JAPAN: Nationwide Promotion for U.S. Beef
USMEF executed a nationwide promotion from April to June to boost sales of U.S. beef. The campaign took place at more than 1,000 Japanese retail outlets. It was supported by campaign stickers, point-of-sale materials, consumer contests and giveaways, original recipes, and website and social media promotional support.
SOUTH AMERICA: Education and Training Critical to Market Development
With staff embedded in markets worldwide, the U.S. beef industry is positioned to partner with buyers and develop export opportunities. Education and training about high-quality, grain-fed U.S. beef are ongoing, especially in new and emerging markets such as South America. Regional activities conducted during a recent two-week period in Peru and Chile included: technical assistance with a new U.S. beef product launch for an importer; training with 40 plant operators from 10 Peruvian importers; SalesForce training for a Chilean distributor; educational training with five new U.S. beef distributors in Peru; technical training with foodservice customers about the flat-iron cut; and trade/market analysis updates for regional importers and distributors.
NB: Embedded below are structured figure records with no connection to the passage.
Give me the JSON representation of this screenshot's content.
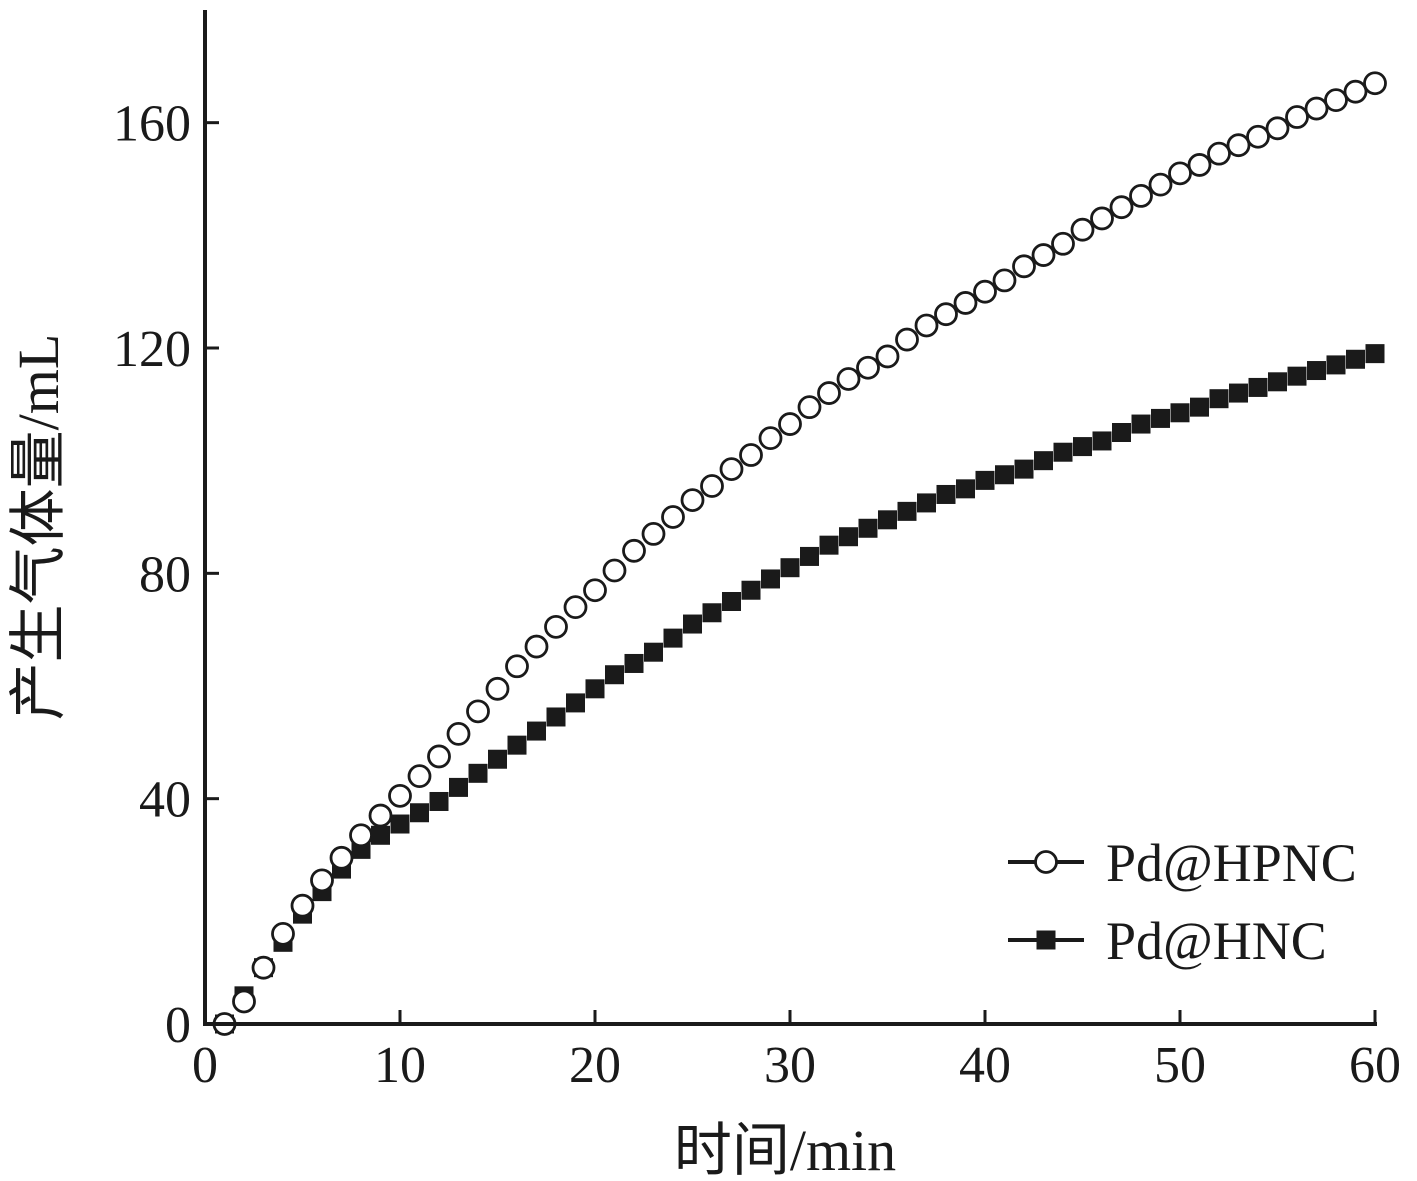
{
  "chart_data": {
    "type": "scatter",
    "title": "",
    "xlabel": "时间/min",
    "ylabel": "产生气体量/mL",
    "xlim": [
      0,
      60
    ],
    "ylim": [
      0,
      180
    ],
    "xticks": [
      0,
      10,
      20,
      30,
      40,
      50,
      60
    ],
    "yticks": [
      0,
      40,
      80,
      120,
      160
    ],
    "grid": false,
    "legend_position": "bottom-right",
    "x": [
      1,
      2,
      3,
      4,
      5,
      6,
      7,
      8,
      9,
      10,
      11,
      12,
      13,
      14,
      15,
      16,
      17,
      18,
      19,
      20,
      21,
      22,
      23,
      24,
      25,
      26,
      27,
      28,
      29,
      30,
      31,
      32,
      33,
      34,
      35,
      36,
      37,
      38,
      39,
      40,
      41,
      42,
      43,
      44,
      45,
      46,
      47,
      48,
      49,
      50,
      51,
      52,
      53,
      54,
      55,
      56,
      57,
      58,
      59,
      60
    ],
    "series": [
      {
        "name": "Pd@HPNC",
        "marker": "open-circle",
        "color": "#1a1a1a",
        "values": [
          0,
          4,
          10,
          16,
          21,
          25.5,
          29.5,
          33.5,
          37,
          40.5,
          44,
          47.5,
          51.5,
          55.5,
          59.5,
          63.5,
          67,
          70.5,
          74,
          77,
          80.5,
          84,
          87,
          90,
          93,
          95.5,
          98.5,
          101,
          104,
          106.5,
          109.5,
          112,
          114.5,
          116.5,
          118.5,
          121.5,
          124,
          126,
          128,
          130,
          132,
          134.5,
          136.5,
          138.5,
          141,
          143,
          145,
          147,
          149,
          151,
          152.5,
          154.5,
          156,
          157.5,
          159,
          161,
          162.5,
          164,
          165.5,
          167
        ]
      },
      {
        "name": "Pd@HNC",
        "marker": "filled-square",
        "color": "#1a1a1a",
        "values": [
          0,
          5,
          10,
          14.5,
          19.5,
          23.5,
          27.5,
          31,
          33.5,
          35.5,
          37.5,
          39.5,
          42,
          44.5,
          47,
          49.5,
          52,
          54.5,
          57,
          59.5,
          62,
          64,
          66,
          68.5,
          71,
          73,
          75,
          77,
          79,
          81,
          83,
          85,
          86.5,
          88,
          89.5,
          91,
          92.5,
          94,
          95,
          96.5,
          97.5,
          98.5,
          100,
          101.5,
          102.5,
          103.5,
          105,
          106.5,
          107.5,
          108.5,
          109.5,
          111,
          112,
          113,
          114,
          115,
          116,
          117,
          118,
          119
        ]
      }
    ]
  }
}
MEXICO: Chefs and Nutritionists Program Expands
Greater opportunities for face-to-face interaction at the retail point of sale, and increasing interest and online engagement about food nutrition, have prompted an expansion of the chefs and nutritionists consultation program in Mexico. Chefs and nutritionists are positioned near meat cases to promote U.S. beef, provide general nutrition information and share recipe cards. Consumers who purchase U.S. beef can receive consultations about the nutritional benefits of U.S. beef based on health information collected from each individual. The retail program is leveraged online through a nutrition website where consumers can also register for online consultations at no cost.
With programs like these in place, the Beef Checkoff is introducing high-quality beef to worldwide consumers who may have never enjoyed it before but will now continue to request it from their grocers and restaurants. Checkoff-funded programs will continue to grow U.S. beef’s global recognition and consumers’ desire for a quality eating experience.
The Beef Checkoff program was established as part of the 1985 Farm Bill. The checkoff assesses $1 per head on the sale of live domestic and imported cattle, in addition to a comparable assessment on imported beef and beef products. States may retain up to 50 cents on the dollar and forward the other 50 cents per head to the Cattlemen’s Beef Promotion and Research Board, which administers the national checkoff program, subject to USDA approval.